OneWorld South Asia: IFAD’s focus in India is primarily on rain fed areas and their market linkages. What made you choose rain fed areas in India?

Rasha Omar: IFAD has been working for over 30 years in India. Our key focus has always been on the disadvantaged areas and all of them have been in the rain-fed region which covers two-thirds of the agricultural area in the country and where you have higher incidents of poverty than elsewhere in the country.

That explains the alignment with geographic areas as well as with our mandate because our key mandate is to reduce rural poverty and to target the disadvantaged groups in the deprived areas.

OWSA: What are the most successful outcomes of IFAD interventions in India?

Omar: The first very important successful outcome is the empowerment of local communities. Farmers have their own community organizations whether it is to manage their own natural resources in terms of range land, forest land and agricultural land or if they are managing their own savings and credits. We have an incredible achievement with the self help groups of women.

The organization is helping people build confidence and also diversify their livelihood. The second key result is that we have a package of technologies that helps to reduce the cost of production by close to 70%. IFAD also helps to reduce significantly the use of chemical fertilizers and pesticides. I believe this is extremely important for both reducing the cost and helping farmers to get better prices for their products.

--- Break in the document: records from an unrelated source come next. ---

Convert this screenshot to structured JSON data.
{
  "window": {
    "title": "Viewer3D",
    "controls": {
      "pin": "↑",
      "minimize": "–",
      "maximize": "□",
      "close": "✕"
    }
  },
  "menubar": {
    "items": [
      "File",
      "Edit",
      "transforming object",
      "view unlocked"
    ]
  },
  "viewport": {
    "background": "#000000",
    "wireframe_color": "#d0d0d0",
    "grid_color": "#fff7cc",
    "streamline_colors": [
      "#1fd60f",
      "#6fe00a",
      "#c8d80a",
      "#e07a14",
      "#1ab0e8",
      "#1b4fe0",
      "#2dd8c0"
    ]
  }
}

The second big achievement is the fact the farmers can now access markets on better terms. We have seen this in terms of the relationship of contractual farming arrangements between the farmers and large super market chains in western countries wherein they have been procuring specialty products from India like baby corn. The better cotton initiative has been able to reach to a hundred thousand farmers just in the Vidharbha region of Maharashtra this year.

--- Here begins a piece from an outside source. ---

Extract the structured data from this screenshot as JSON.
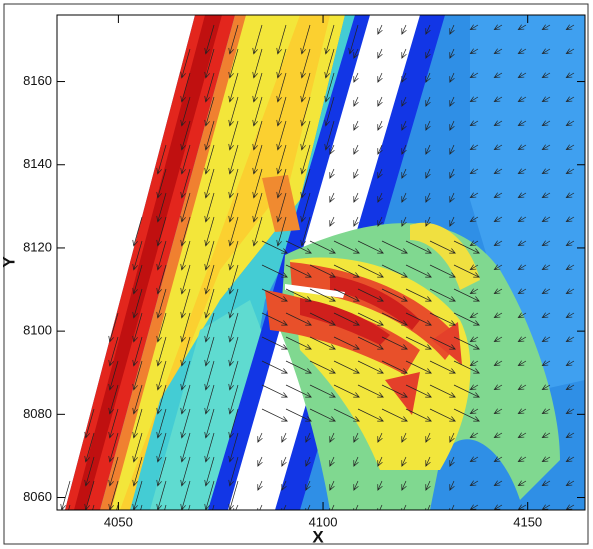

OWSA: How has IFAD interventions improved the economic prospects of the marginalised farmers?

Omar: The issue with the building of capacity and markets is basically to build their awareness about business opportunities. Once the farmers understand their costs and their returns they are able to work very quickly for their benefits.

One of the aspects that I have been able to witness is that farmers have been able to link well with a better product of cotton using more sustainable production techniques. When the farmers learned with cotton storage they can wait till the prices are better they started to do it on their own. Farmers are very business savvy. What you need to work on is the information that they have and the opportunities.

OWSA: What are the key focus areas for IFAD in India?

Omar: Our focus will remain on rain fed agriculture as our aim is to really make farming a remunerative and attractive business, especially to young people.

The other aspect that was quite emphasized today is that agriculture is changing in India and there are many measures that have been taken in order to make it more business oriented, more professional and more climate-resilient.

Therefore, our approach also needs to change so that we can bring quick technologies to the farmers over a short period of time and with a wide coverage.

OWSA: How do you think the IFAD projects are aligned with SDGs in India?

Omar: We work mostly on the SDGs related to eliminating poverty and hunger. What we have seen from the projects that we are currently financing is that the top performing ones are able to move the communities from a medium or higher level of poverty to lower level of poverty.

We have seen the levels of poverty in communities were 50% about five or six years ago, but today it is only 15%. It means that key activities around better management of natural resources could manage your savings and your business activities to generate more income. It’s important for individuals and communities to master this way and within four or five years they’ll be able to move out of poverty.